Left: Survival and integration of transplanted living nervous tissue constructs for peripheral nerve repair. Top, grossly normal appearing 1.5-cm long region of nerve bridged by a nervous tissue construct 6 weeks post-transplantation; Middle, Surviving transplanted neuron cell bodies (red) and axons (green) at one end of the transplanted region; Bottom, confocal projection in the same region depicts host axons (red) and graft axons (red/yellow) assembled in a network extending through the transplanted region from the neuron clusters. Right: Top two panels show the center of the transplanted region, where the axons from host (red) have penetrated and are remarkably intertwined with transplanted axons (green).

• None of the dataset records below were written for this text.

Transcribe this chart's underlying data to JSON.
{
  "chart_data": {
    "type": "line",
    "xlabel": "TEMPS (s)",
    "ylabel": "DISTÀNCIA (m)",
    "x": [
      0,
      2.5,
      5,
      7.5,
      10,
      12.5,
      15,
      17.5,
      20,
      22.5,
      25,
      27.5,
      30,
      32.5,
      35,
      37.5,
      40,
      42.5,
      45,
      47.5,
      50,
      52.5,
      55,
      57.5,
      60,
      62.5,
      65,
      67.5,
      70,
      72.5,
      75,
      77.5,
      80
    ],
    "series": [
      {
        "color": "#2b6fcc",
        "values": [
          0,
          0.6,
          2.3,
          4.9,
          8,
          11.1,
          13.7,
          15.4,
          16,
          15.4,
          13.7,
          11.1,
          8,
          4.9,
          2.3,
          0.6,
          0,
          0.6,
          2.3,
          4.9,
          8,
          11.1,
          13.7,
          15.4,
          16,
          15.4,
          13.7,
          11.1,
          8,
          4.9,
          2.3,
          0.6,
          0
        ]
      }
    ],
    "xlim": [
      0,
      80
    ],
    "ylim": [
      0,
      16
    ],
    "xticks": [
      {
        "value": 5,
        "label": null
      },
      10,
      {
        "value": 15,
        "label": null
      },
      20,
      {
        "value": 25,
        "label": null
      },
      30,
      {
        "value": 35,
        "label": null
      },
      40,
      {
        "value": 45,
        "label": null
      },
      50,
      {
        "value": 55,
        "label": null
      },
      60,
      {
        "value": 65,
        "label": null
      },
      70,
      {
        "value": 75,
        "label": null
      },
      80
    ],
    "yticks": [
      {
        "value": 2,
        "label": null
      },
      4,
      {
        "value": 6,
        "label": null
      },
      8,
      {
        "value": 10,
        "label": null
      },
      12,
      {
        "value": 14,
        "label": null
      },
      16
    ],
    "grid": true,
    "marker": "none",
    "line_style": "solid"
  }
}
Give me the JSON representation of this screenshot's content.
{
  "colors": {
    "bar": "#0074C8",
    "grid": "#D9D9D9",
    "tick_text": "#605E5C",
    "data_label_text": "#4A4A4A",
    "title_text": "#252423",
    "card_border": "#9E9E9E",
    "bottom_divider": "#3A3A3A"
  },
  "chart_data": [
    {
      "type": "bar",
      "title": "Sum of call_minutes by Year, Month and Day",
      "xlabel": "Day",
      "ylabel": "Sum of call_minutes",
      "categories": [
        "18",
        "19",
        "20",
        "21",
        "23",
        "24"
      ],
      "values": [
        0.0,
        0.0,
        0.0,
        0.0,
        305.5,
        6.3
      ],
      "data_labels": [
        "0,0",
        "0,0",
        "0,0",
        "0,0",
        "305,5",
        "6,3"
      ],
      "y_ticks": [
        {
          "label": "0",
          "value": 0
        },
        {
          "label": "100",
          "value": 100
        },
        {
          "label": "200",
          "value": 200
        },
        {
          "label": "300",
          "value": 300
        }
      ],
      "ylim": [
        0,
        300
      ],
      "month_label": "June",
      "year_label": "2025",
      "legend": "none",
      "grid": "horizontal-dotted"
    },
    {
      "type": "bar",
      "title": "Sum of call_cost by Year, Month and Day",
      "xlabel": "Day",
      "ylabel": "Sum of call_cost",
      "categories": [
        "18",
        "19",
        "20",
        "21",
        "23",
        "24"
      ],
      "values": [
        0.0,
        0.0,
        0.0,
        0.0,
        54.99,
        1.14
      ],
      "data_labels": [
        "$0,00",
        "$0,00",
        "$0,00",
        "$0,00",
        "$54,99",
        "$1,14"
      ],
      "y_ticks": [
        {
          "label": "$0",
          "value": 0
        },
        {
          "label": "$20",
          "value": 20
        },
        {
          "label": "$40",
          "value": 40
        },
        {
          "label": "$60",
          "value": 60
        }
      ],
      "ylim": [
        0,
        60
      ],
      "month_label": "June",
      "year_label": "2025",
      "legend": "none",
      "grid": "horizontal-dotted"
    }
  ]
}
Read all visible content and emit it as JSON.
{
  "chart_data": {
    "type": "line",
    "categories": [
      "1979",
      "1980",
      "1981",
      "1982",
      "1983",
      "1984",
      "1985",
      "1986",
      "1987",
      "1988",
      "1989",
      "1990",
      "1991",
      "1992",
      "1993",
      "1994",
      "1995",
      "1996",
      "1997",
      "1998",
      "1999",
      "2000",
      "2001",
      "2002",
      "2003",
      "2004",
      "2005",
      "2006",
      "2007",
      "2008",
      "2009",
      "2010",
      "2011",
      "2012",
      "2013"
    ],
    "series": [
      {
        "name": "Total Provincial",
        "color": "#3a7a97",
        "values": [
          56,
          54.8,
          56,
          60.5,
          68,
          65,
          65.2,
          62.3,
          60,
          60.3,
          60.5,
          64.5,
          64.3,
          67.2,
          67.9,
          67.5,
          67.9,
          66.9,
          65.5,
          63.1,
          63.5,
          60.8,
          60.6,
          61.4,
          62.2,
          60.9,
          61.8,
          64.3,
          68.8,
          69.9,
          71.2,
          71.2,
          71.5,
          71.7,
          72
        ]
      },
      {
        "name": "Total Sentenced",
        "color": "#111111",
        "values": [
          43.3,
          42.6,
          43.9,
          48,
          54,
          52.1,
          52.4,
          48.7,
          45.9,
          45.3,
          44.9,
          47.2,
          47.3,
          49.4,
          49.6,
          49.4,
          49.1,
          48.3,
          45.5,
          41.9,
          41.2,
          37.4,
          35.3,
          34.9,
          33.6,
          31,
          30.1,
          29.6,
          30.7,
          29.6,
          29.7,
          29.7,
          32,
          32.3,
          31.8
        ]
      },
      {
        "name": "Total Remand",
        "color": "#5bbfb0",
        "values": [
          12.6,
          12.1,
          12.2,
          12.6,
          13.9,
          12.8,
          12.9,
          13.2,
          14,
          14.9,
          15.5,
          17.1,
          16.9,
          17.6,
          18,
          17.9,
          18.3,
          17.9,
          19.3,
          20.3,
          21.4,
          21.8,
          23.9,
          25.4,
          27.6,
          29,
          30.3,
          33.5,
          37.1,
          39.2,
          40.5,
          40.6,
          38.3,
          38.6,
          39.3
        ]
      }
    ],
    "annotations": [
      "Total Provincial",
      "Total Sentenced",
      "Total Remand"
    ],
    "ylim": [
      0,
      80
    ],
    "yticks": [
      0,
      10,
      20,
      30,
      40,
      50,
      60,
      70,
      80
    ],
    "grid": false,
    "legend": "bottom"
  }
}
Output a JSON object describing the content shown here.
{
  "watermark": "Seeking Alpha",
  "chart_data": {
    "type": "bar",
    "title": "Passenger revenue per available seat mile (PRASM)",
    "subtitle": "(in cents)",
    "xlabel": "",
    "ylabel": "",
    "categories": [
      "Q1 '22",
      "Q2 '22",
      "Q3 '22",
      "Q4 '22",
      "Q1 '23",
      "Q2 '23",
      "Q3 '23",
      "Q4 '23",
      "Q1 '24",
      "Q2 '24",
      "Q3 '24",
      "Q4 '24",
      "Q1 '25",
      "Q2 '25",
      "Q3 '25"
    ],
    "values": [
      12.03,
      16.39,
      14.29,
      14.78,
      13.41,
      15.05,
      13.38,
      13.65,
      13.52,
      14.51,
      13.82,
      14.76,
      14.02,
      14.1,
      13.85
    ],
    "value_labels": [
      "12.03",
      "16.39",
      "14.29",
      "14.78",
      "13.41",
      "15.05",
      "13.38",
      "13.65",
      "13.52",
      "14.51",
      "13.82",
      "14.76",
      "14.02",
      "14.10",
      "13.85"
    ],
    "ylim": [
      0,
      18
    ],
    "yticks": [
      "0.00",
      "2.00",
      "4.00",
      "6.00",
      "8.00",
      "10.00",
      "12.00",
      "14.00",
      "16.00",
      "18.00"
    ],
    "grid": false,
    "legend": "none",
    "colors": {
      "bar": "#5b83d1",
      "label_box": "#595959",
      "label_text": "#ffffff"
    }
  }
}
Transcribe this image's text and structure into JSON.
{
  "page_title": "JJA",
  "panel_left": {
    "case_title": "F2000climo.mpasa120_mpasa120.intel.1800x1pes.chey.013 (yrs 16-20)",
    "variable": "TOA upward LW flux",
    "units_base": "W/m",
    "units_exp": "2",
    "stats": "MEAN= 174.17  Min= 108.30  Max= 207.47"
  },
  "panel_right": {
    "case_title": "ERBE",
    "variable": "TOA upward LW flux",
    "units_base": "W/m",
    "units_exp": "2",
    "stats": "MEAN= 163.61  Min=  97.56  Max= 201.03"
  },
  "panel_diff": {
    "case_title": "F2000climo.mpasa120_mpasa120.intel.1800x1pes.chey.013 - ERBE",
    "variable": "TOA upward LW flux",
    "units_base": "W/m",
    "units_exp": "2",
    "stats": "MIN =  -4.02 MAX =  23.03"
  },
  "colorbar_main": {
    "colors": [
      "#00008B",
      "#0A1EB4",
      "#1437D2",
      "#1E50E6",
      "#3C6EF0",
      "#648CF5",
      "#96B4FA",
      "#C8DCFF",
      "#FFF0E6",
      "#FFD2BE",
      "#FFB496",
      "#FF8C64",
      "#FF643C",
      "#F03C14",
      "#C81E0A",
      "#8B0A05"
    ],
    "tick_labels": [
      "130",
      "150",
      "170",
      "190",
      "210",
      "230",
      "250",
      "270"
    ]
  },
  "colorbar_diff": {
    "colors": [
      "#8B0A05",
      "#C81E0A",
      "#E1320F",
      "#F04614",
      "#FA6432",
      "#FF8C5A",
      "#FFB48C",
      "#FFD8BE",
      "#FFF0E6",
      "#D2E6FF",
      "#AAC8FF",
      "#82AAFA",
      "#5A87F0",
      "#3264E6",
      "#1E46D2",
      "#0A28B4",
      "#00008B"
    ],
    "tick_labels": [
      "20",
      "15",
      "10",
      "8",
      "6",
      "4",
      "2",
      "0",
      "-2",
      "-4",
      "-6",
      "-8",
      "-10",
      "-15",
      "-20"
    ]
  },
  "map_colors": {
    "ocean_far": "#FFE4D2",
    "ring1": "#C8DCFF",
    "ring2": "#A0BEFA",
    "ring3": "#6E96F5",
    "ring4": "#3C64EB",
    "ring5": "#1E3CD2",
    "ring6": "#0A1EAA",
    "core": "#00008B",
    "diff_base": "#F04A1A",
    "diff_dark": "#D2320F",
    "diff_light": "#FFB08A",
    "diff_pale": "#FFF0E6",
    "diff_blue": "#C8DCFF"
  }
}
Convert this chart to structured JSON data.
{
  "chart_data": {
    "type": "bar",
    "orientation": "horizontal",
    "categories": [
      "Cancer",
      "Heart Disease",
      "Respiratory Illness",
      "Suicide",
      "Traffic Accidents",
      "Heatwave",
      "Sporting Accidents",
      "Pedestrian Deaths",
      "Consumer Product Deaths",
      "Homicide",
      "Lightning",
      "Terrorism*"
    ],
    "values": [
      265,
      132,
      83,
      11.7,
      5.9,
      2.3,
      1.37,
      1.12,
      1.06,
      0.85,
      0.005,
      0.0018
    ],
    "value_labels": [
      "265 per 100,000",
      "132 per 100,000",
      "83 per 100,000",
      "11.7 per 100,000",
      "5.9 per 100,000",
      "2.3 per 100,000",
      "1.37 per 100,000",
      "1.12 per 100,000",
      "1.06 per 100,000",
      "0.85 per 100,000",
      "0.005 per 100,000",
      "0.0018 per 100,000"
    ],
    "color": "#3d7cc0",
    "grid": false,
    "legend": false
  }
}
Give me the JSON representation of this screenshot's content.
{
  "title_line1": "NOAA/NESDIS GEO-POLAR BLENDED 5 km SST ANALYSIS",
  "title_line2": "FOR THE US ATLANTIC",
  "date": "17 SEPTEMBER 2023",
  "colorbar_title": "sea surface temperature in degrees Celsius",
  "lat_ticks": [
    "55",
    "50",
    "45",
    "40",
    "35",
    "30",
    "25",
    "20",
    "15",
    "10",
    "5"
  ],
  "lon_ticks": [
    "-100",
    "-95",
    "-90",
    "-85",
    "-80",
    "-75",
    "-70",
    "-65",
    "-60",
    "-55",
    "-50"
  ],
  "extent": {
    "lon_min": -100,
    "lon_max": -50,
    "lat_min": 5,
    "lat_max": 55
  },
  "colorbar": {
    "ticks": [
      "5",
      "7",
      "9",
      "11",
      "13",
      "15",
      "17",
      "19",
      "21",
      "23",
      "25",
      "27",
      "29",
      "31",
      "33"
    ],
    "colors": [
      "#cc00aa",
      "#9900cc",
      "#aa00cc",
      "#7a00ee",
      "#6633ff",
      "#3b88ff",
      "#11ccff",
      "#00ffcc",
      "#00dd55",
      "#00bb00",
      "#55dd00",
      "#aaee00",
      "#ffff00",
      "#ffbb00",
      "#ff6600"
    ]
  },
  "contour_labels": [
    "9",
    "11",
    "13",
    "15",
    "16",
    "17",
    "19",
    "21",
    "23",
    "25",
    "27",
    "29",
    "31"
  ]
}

A cross-section of this region shows myelination (red) circumscribing axons (green).

Fig. 6

A new approach for a brain machine interface. A microelectrode array (gray, right) serves as the plating membrane under one population of neuron cell bodies. An adjacent population is pulled away inducing stretch growth of the connecting axon tracts (bottom, right), creating a transplantable neuro-electric construct. This process creates a conceptual interface with the nervous system. For example, transplanting the non-electrode end onto a peripheral nerve may allow for bi-directional communication. Stimuli from a device (e.g., upper limb prosthetic) passed to an electrode (bottom right) could be transferred through the transplanted construct into the integrated nerve and onto the brain for sensory detection. Likewise, motor signals from the brain through the nerve to the electrodes could be detected to drive functions of the device.

Fig. 7

Tissue-engineering adult human neurons. Top: Fluorescent micrographs using multiple stains to identify harvested individual DRG neurons that survive for months in culture. Bottom: The axons from these neurons can be stretch grown to create long living nervous tissue constructs—a type of mini human nervous system that can be transplanted.